The recipes included in Leaked are a combination of those gleaned from email archives and ones that Glace concocted based off of email description. During her research process, she often reached out to the individuals who had originally shared recipes in order to gain more context about their connections to the food as well as their opinions on having their emails leaked to the public. Introducing this incredibly personal aspect to the project prompted Glace to reflect on her own digital fingerprint, “Along with these recipes, I found a lot of strange coincidences, stories, and gained an understanding of how these emails were leaked or released in the first place. It also made me think about my emails, and how much personal information I have within them.”

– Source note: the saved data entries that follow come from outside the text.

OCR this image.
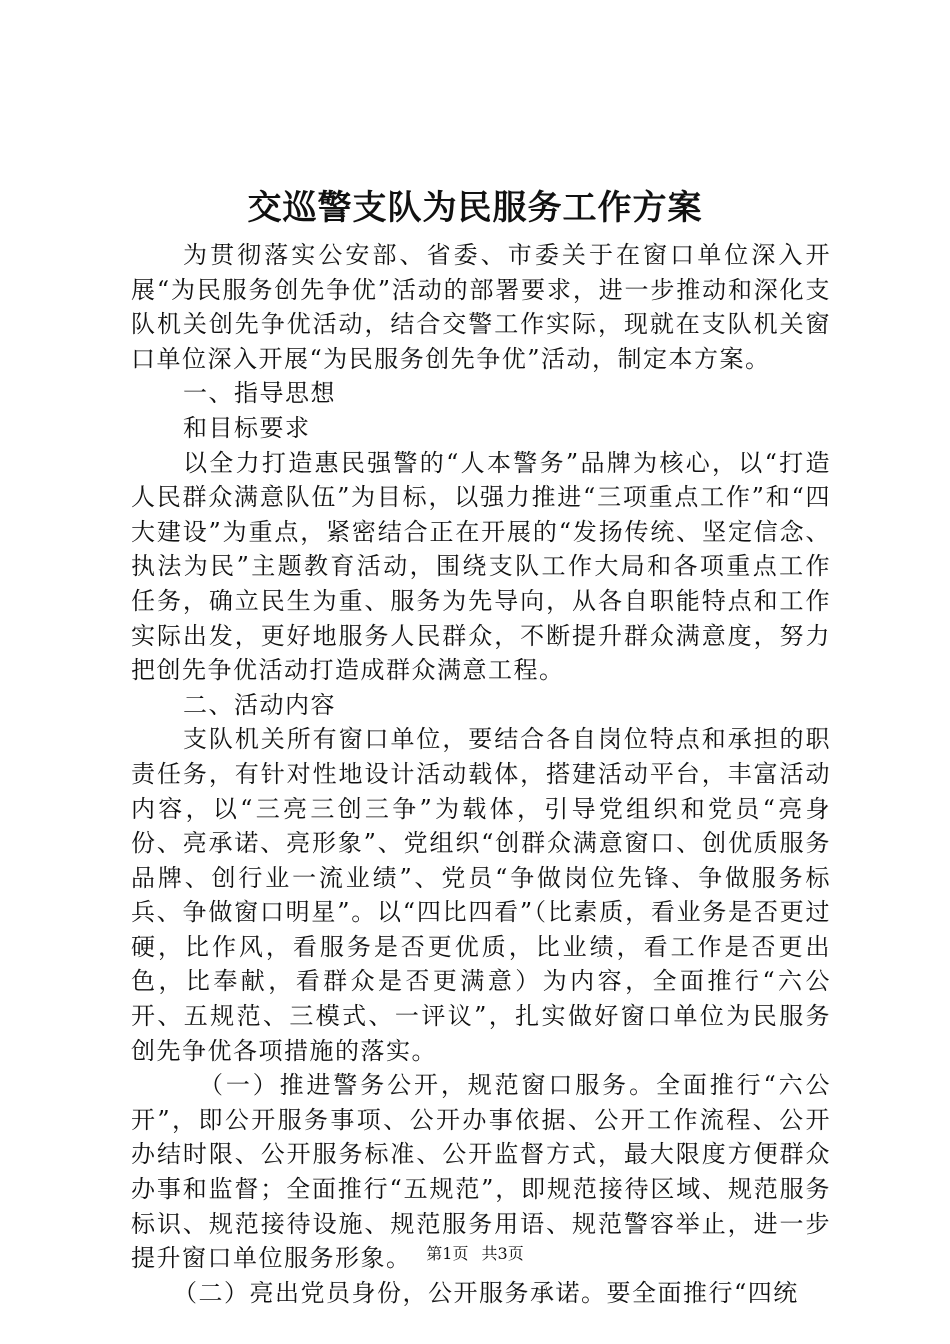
交巡警支队为民服务工作方案

为贯彻落实公安部、省委、市委关于在窗口单位深入开展“为民服务创先争优”活动的部署要求，进一步推动和深化支队机关创先争优活动，结合交警工作实际，现就在支队机关窗口单位深入开展“为民服务创先争优”活动，制定本方案。

一、指导思想

和目标要求

以全力打造惠民强警的“人本警务”品牌为核心，以“打造人民群众满意队伍”为目标，以强力推进“三项重点工作”和“四大建设”为重点，紧密结合正在开展的“发扬传统、坚定信念、执法为民”主题教育活动，围绕支队工作大局和各项重点工作任务，确立民生为重、服务为先导向，从各自职能特点和工作实际出发，更好地服务人民群众，不断提升群众满意度，努力把创先争优活动打造成群众满意工程。

二、活动内容

支队机关所有窗口单位，要结合各自岗位特点和承担的职责任务，有针对性地设计活动载体，搭建活动平台，丰富活动内容，以“三亮三创三争”为载体，引导党组织和党员“亮身份、亮承诺、亮形象”、党组织“创群众满意窗口、创优质服务品牌、创行业一流业绩”、党员“争做岗位先锋、争做服务标兵、争做窗口明星”。以“四比四看”（比素质，看业务是否更过硬，比作风，看服务是否更优质，比业绩，看工作是否更出色，比奉献，看群众是否更满意）为内容，全面推行“六公开、五规范、三模式、一评议”，扎实做好窗口单位为民服务创先争优各项措施的落实。

（一）推进警务公开，规范窗口服务。全面推行“六公开”，即公开服务事项、公开办事依据、公开工作流程、公开办结时限、公开服务标准、公开监督方式，最大限度方便群众办事和监督；全面推行“五规范”，即规范接待区域、规范服务标识、规范接待设施、规范服务用语、规范警容举止，进一步提升窗口单位服务形象。

（二）亮出党员身份，公开服务承诺。要全面推行“四统

第1页 共3页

Visually conveying the recipes’ underlying contexts of privacy and surveillance was important to Glace, who developed the cookbook from Germany, collaborating virtually with the U.S.-based Baltz. The striking photographs made by Baltz combine technology and food, drawing aesthetic references to the distinctly Y2K period in which many of these leaks occurred. A recipe for blue cheese dressing is accompanied with a photograph of blue cheese expertly drizzled across a floppy disk, a red computer mouse floats innocuously in a vat of three meat chili. “The themes around the project can be ethically sticky and uncomfortable so it was important that the images reflected that,” says Glace. According to Glace, everything from the silk background and choice of camera lens (which were chosen to give off a sense of voyeurism), to the grotesque, oozing positioning of ingredients and technology were chosen by Baltz to evoke the feeling of prying into the private lives of others. “It was really important to us to bring in some playful elements to this book as privacy and security can be scary topics to engage in, and seeing a cupcake smashed over an old Motorola flip phone definitely fulfilled that brief.”